A Comissão para a Igualdade e contra a Discriminação Racial quer processar uma empresa turística algarvia por discriminação, por alegadamente obrigar os clientes de etnia cigana a pagar cauções até 10 mil euros para arrendar casas de férias.
Em causa estão as condições de arrendamento estipuladas pela empresa de actividades turísticas e imobiliárias Silmar, que incluem uma cláusula que estipula, apenas para os clientes de etnia cigana, o pagamento de uma caução de cinco mil euros para apartamentos e de 10 mil para vivendas.
Em declarações à Lusa, Bruno Gonçalves, conselheira daquela comissão, defendeu que a cláusula viola a Constituição e acusa a empresa de «racismo vergonhoso e descarado».
«Conheço casos de racismo subtil, mas da forma como está escrito, não há desculpa para aquilo», referiu, acrescentando que a comissão pode aplicar à empresa uma multa cujo valor pode atingir dez ordenados mínimos nacionais.
A Comissão para a Igualdade e contra a Discriminação Racial, dirigida pelo Alto-Comissariado para a Imigração e Diálogo Intercultural (ACIDI) é o órgão em Portugal dotado de competência para acompanhar a aplicação da legislação de combate ao racismo e à discriminação racial.
Aquela organização quer ainda processar a empresa e, segundo Bruno Gonçalves, se o caso não ficar resolvido nos tribunais portugueses, pode ser apresentada queixa no Tribunal Europeu dos Direitos Humanos.
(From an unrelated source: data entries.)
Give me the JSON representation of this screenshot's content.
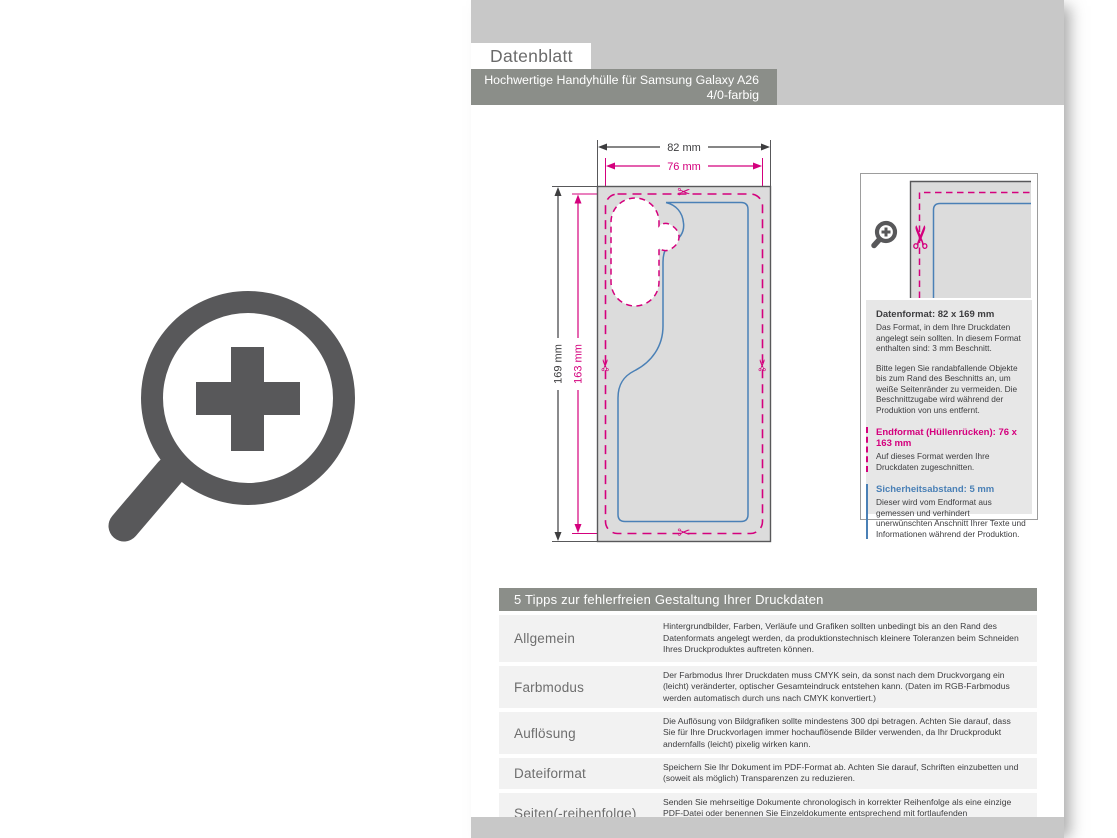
{
  "header": {
    "sheet_label": "Datenblatt",
    "product_title": "Hochwertige Handyhülle für Samsung Galaxy A26",
    "color_variant": "4/0-farbig"
  },
  "diagram": {
    "width_outer": "82 mm",
    "width_inner": "76 mm",
    "height_outer": "169 mm",
    "height_inner": "163 mm"
  },
  "info_panel": {
    "datenformat": {
      "title": "Datenformat: 82 x 169 mm",
      "body": "Das Format, in dem Ihre Druckdaten angelegt sein sollten. In diesem Format enthalten sind: 3 mm Beschnitt."
    },
    "beschnitt_note": "Bitte legen Sie randabfallende Objekte bis zum Rand des Beschnitts an, um weiße Seitenränder zu vermeiden. Die Beschnittzugabe wird während der Produktion von uns entfernt.",
    "endformat": {
      "title": "Endformat (Hüllenrücken): 76 x 163 mm",
      "body": "Auf dieses Format werden Ihre Druckdaten zugeschnitten."
    },
    "sicherheitsabstand": {
      "title": "Sicherheitsabstand: 5 mm",
      "body": "Dieser wird vom Endformat aus gemessen und verhindert unerwünschten Anschnitt Ihrer Texte und Informationen während der Produktion."
    }
  },
  "tips_table": {
    "title": "5 Tipps zur fehlerfreien Gestaltung Ihrer Druckdaten",
    "rows": [
      {
        "label": "Allgemein",
        "text": "Hintergrundbilder, Farben, Verläufe und Grafiken sollten unbedingt bis an den Rand des Datenformats angelegt werden, da produktionstechnisch kleinere Toleranzen beim Schneiden Ihres Druckproduktes auftreten können."
      },
      {
        "label": "Farbmodus",
        "text": "Der Farbmodus Ihrer Druckdaten muss CMYK sein, da sonst nach dem Druckvorgang ein (leicht) veränderter, optischer Gesamteindruck entstehen kann. (Daten im RGB-Farbmodus werden automatisch durch uns nach CMYK konvertiert.)"
      },
      {
        "label": "Auflösung",
        "text": "Die Auflösung von Bildgrafiken sollte mindestens 300 dpi betragen. Achten Sie darauf, dass Sie für Ihre Druckvorlagen immer hochauflösende Bilder verwenden, da Ihr Druckprodukt andernfalls (leicht) pixelig wirken kann."
      },
      {
        "label": "Dateiformat",
        "text": "Speichern Sie Ihr Dokument im PDF-Format ab. Achten Sie darauf, Schriften einzubetten und (soweit als möglich) Transparenzen zu reduzieren."
      },
      {
        "label": "Seiten(-reihenfolge)",
        "text": "Senden Sie mehrseitige Dokumente chronologisch in korrekter Reihenfolge als eine einzige PDF-Datei oder benennen Sie Einzeldokumente entsprechend mit fortlaufenden Seitennummern."
      }
    ]
  },
  "icons": {
    "scissors_glyph": "✂",
    "magnifier": "zoom-plus-icon"
  },
  "colors": {
    "magenta_bleed": "#d4007d",
    "blue_safety": "#4a80b6",
    "dark_gray": "#58585a",
    "silver_band": "#c8c8c8",
    "bar_gray": "#8b8e89"
  }
}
Contactado pela Lusa, o gerente da Silmar, com casas para férias em Vilamoura, Quarteira e Albufeira, recusou que aquela cláusula seja racista, explicando que é uma forma de «proteger os bens» das casas.
«Quem está a ver isto como discriminação, está a ver pela óptica errada.
Nós não estamos a dizer que não alugamos a pessoas de etnia cigana, estamos apenas a defender os bens dos proprietários das casas», defende.
Segundo Fernando Rebelo, a cláusula entrou em vigor há cerca de dois anos, depois de alguns episódios com famílias ciganas, que chegaram a levar das casas algumas peças de mobiliário e até electrodomésticos.
A cláusula fixada para elementos da comunidade cigana baseia-se no valor do recheio das casas, embora a caução fixada para os restantes clientes seja apenas entre 100 e 500 euros.
«Por causa de um comportamento errado de uma família, não se pode meter a comunidade cigana toda no mesmo saco», critica Bruno Gonçalves, também membro da organização SOS Racismo.
Fernando Rebelo acrescenta que a empresa também não aluga casas a jovens com menos de 30 anos, situação que também podia ser considerada discriminação, mas que é igualmente uma forma de «precaver os bens dos proprietários».
Bruno Gonçalves diz pretender que a empresa seja «bem multada», o que funcionará como uma «forma de educar as pessoas».
Contactado pela Lusa, o presidente da Associação de Hotéis e Empreendimentos Turísticos do Algarve (AHETA), disse não conhecer a empresa em causa, mas lembrou que em Portugal já não é permitido aplicar cláusulas que possibilitem a rejeição de um cliente.
«Nos empreendimentos turísticos hoteleiros não conheço situações deste género.
Em Portugal reservar o direito de admissão já não existe», explicou Elidérico Viegas.